The applicability and innovation of our prognostic signature lies in its low cost, ease of use and interpretation, as well as reliance on routinely-obtained bloodwork. Used as an adjunct or alternative to CPS, which requires an invasive procedure to obtain tissue for analysis, a prognostic signature based on peripheral blood may improve patient selection for expensive and potentially toxic immunotherapy without increasing morbidity. Although our trichotomized prognostic signature did not show good separation between the low and medium-risk groups in our relatively limited testing dataset, when we combined low and medium-risk groups in the dichotomized prognostic signature, we were crucially able to identify a high-risk group least likely to have a survival benefit from ICIs. This high-risk group may require more frequent monitoring and/or alternate or intensified therapies other than current standard ICI treatment regimens. With the significantly higher cost of ICIs compared to cytotoxic therapy, as well as the potential for severe immune-related adverse events, appropriate patient selection for these drugs is paramount [18]. The dichotomized prognostic signature has the potential to significantly improve patient selection for ICIs and warrants validation in an external, independent cohort.
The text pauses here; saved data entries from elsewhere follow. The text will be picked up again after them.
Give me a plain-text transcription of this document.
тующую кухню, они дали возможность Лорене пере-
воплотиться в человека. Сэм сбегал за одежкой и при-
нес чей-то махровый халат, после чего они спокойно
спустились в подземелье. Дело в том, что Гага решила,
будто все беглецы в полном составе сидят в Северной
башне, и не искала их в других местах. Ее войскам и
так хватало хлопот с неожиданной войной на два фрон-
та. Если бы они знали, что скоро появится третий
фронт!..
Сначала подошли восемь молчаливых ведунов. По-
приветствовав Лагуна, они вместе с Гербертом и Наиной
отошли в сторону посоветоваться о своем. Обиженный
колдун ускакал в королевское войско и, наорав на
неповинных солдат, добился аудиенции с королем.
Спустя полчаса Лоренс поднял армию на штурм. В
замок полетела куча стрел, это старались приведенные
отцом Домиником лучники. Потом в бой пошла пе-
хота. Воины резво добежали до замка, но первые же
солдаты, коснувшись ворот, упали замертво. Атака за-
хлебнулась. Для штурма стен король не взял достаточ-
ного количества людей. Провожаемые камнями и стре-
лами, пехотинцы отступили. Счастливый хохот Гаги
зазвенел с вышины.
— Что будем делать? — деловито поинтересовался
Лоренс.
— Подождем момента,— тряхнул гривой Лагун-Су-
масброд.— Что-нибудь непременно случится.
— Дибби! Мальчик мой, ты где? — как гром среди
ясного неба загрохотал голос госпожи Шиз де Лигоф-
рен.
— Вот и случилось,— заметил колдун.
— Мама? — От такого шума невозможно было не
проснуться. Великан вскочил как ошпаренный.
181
Our study has several limitations, including the retrospective design and single institutional cohort, which likely reflects practice patterns at other tertiary academic centers but may not fully capture diversity in clinical practice throughout the field. Additionally, non-FDA-approved PD-1 inhibitor treatment regimens were included, although the vast majority (78.1%) of patients received an FDA-approved PD-1 inhibitor monotherapy. The majority of our patients underwent ICI treatment as second-line therapy, so our results may not extrapolate to the first-line ICI treatment setting. Our study did not include correlation with CPS biomarker, as most patients in our cohort began ICI treatment before routine use of CPS. Whether the high-risk score indicates an overall worse-performing group independent of ICI treatment is also not possible to conclude from our results. Studies evaluating the predictive potential of PBBMs for oncologic outcomes after treatment with ICIs as well as evaluating on-treatment or post-treatment PBBMs would add valuable insight into our understanding of PBBMs in the immunotherapy treatment setting.

Our work demonstrates a promising OS prognostic signature developed from previously identified PBBMs that can identify a subset of patients with R/M HNSCC at high risk for poor survival benefit from treatment with ICIs. The prognostic signature is also significant for PFS in both the training and testing datasets (Supplementary analysis). Ongoing work from our group aims to validate our prognostic signature in an external, independent cohort and compare with CPS biomarker.